Eventually, I come to my senses and realize I’m being silly, and if this is what too much free time does for a person, then I need to come up with more projects. It’s easier when I don’t have time to think or focus on myself. I haven’t done that for years, and tonight, I don’t like where my focus is going or settling—straight between my legs, which is still throbbing. I know I’m wet there too, and I just got into a fresh set of clothes not long ago.

I study myself in the mirror as I grab my toothbrush and liberally cover it with toothpaste without even looking to see the size of the blob.

Brain and body, repeat after me.

Free time is bad.

You will not think of Finn’s beautiful, finely shaped, spectacular, deliciously proportioned, very sinfully tempting, lush, and probably velvety soft on the surface and hard beneath, epically contradictory gluteus maximus.

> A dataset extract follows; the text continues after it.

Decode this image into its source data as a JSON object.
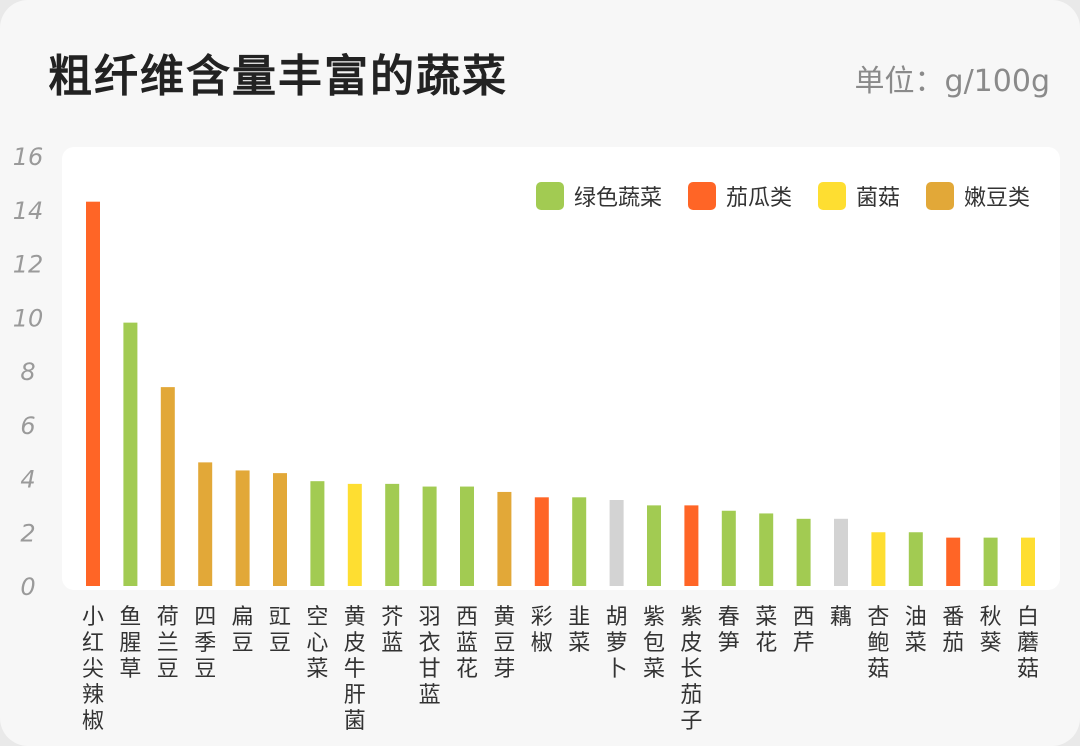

Is this what my life has boiled down to? I have to be smarter than this. I have to have some control, some level of defense, some of something.

While I attack my teeth with a toothbrush and too much force, I vow that this is the last time I allow any part of my anatomy to think about Finn. Tomorrow, no more free time. Tomorrow, I’ll keep busy, and tonight, I’ll sleep like a baby with no dreams at all because I won’t allow my brain to conjure them. I’ve had enough of the brain-conjured chemicals causing havoc on my body.

I spit, rinse my mouth, and stare myself straight-on in my fully dilated pupils—I think that’s a bad sign when you’re as sober as one can freaking be. Everyone says repetition is key to remembering or something like that, so I start in on the repeated mantra again since apparently, it didn’t take the first time.